I found a few old post that several people had said were good BOV.I think for me, a fairly new person on here this could be a good new/old thread.I too worry about EMP's making trash of my newer car.I wish the people with more knowledge would tell what would do without modifications..I think I've read enough that says non-gas engines are the best  and that most cars/trucks before 1986 would be the best investment.I wanted a 1984 Toyota 4wd extended cab automatic..but fat chance of finding that :brickwall:Sometimes we forget that some of us don't have SO that knows these thing and can "fix" them too:surrender:.Also the extra parts that would be good to have as spares.( I'm working on the tools that would be needed too).


----------



## readytogo (Apr 6, 2013)

anything with a carburetor- non-computer engine will do, no sensors ,modules,etc; just a mechanical fuel pump with a electric one as back-up ,a 3 gauge set-up(oil-temp-amps/volts)and you can go anywhere.


----------



## CrackbottomLouis (May 20, 2012)

Wouldn't mind a dodge powerwagon.


----------



## Geek999 (Jul 9, 2013)

This question is always fun because it invites a lot of opinion. Here are a few considerations. No one really knows what would happen with an EMP and an EMP is a very specific disaster scenario. If you need something that will be a daily driver and you aren't looking for an "EMP proof" vehicle, then a late model SUV or pickup will do. You probably want 4WD and cargo carrying capacity as well as long range and reliability. It is specifically because of the idea of losing your vehicle in an EMP that people suggest older vehicles. Since most of the vehicles old enough to have carburetors or mechanical fuel systems are now approaching, or over, 30 years old, getting one in good shape is a challenge. If you want to go that route, you need to think in terms of a restoration. If you can do the work yourself, go for it. If not, you're looking at a big ticket item and about a year's delay while getting the work done.

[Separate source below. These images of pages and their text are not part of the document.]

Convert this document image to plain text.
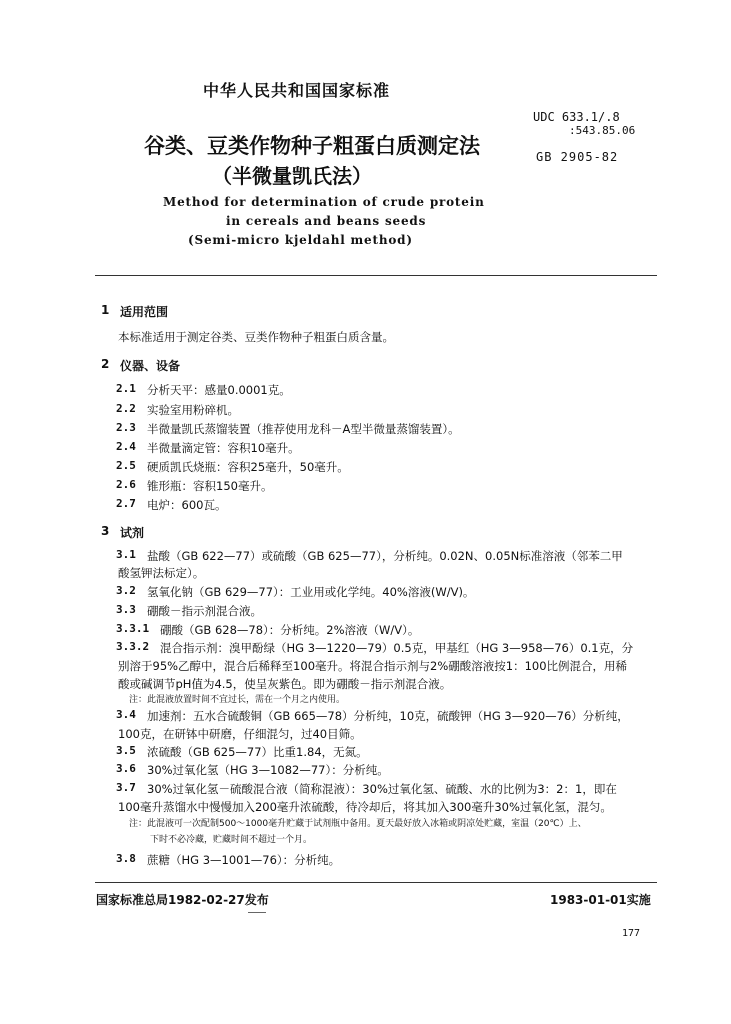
中华人民共和国国家标准
UDC 633.1/.8
:543.85.06
GB 2905-82
谷类、豆类作物种子粗蛋白质测定法
（半微量凯氏法）
Method for determination of crude protein
in cereals and beans seeds
(Semi-micro kjeldahl method)
1 适用范围
本标准适用于测定谷类、豆类作物种子粗蛋白质含量。
2 仪器、设备
2.1 分析天平：感量0.0001克。
2.2 实验室用粉碎机。
2.3 半微量凯氏蒸馏装置（推荐使用龙科－A型半微量蒸馏装置）。
2.4 半微量滴定管：容积10毫升。
2.5 硬质凯氏烧瓶：容积25毫升，50毫升。
2.6 锥形瓶：容积150毫升。
2.7 电炉：600瓦。
3 试剂
3.1 盐酸（GB 622—77）或硫酸（GB 625—77），分析纯。0.02N、0.05N标准溶液（邻苯二甲
酸氢钾法标定）。
3.2 氢氧化钠（GB 629—77）：工业用或化学纯。40%溶液(W/V)。
3.3 硼酸－指示剂混合液。
3.3.1 硼酸（GB 628—78）：分析纯。2%溶液（W/V）。
3.3.2 混合指示剂：溴甲酚绿（HG 3—1220—79）0.5克，甲基红（HG 3—958—76）0.1克，分
别溶于95%乙醇中，混合后稀释至100毫升。将混合指示剂与2%硼酸溶液按1：100比例混合，用稀
酸或碱调节pH值为4.5，使呈灰紫色。即为硼酸－指示剂混合液。
注：此混液放置时间不宜过长，需在一个月之内使用。
3.4 加速剂：五水合硫酸铜（GB 665—78）分析纯，10克，硫酸钾（HG 3—920—76）分析纯，
100克，在研钵中研磨，仔细混匀，过40目筛。
3.5 浓硫酸（GB 625—77）比重1.84，无氮。
3.6 30%过氧化氢（HG 3—1082—77）：分析纯。
3.7 30%过氧化氢－硫酸混合液（简称混液）：30%过氧化氢、硫酸、水的比例为3：2：1，即在
100毫升蒸馏水中慢慢加入200毫升浓硫酸，待冷却后，将其加入300毫升30%过氧化氢，混匀。
注：此混液可一次配制500～1000毫升贮藏于试剂瓶中备用。夏天最好放入冰箱或阴凉处贮藏，室温（20℃）上、
下时不必冷藏，贮藏时间不超过一个月。
3.8 蔗糖（HG 3—1001—76）：分析纯。
国家标准总局1982-02-27发布	1983-01-01实施
177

You might also want to supplement whatever vehicle you get with some bicycles and carts just in case fuel becomes unobtainable.


----------



## FatTire (Mar 20, 2012)

Best BOV is a very subjective, personal, and situational thing. something to get you 50 miles out of town in case of riots is going to look very different frome something meant to get 300 miles away after a massive EMP. Its like asking what the best rifle is; the only correct answer is 'it depends'. Of course the best pistol is Glock, but even then theres a caliber debate...


----------



## Jerry D Young (Jan 28, 2009)

A Basic BOV

A BOV only, not something intended for use in the PAW, can be pretty simple. It only needs the range and ability to get you where you need to go and have enough carrying capacity to take along the people and supplies that need to go with you.

It can be old and beat up. It can be ugly as sin. Doesn't need AC, though a heater/defroster is good. Does need decent tires, good brakes, and working lights. Any old car that can make that one trip to get you to safety can be a BOV. Doesn't need fancy electronics, either entertainment or power train. It just needs to be ready to go when you turn the key. It can sit up on blocks, taken down once a year to blow out the cobwebs and retreat the fuel. When it is needed, push it off the blocks, get in, and go. Doesn't matter if it doesn't go one foot further than the driveway of your destination. It got you to safety and that is all that matters. Sure, it can be much more, but it doesn't have to be.


A PAW vehicle is another thing entirely. 

Just my opinion.


----------



## Geek999 (Jul 9, 2013)

Jerry D Young said:


> A Basic BOV
> 
> A BOV only, not something intended for use in the PAW, can be pretty simple. It only needs the range and ability to get you where you need to go and have enough carrying capacity to take along the people and supplies that need to go with you.
> 
> ...


Excellent distinction.


----------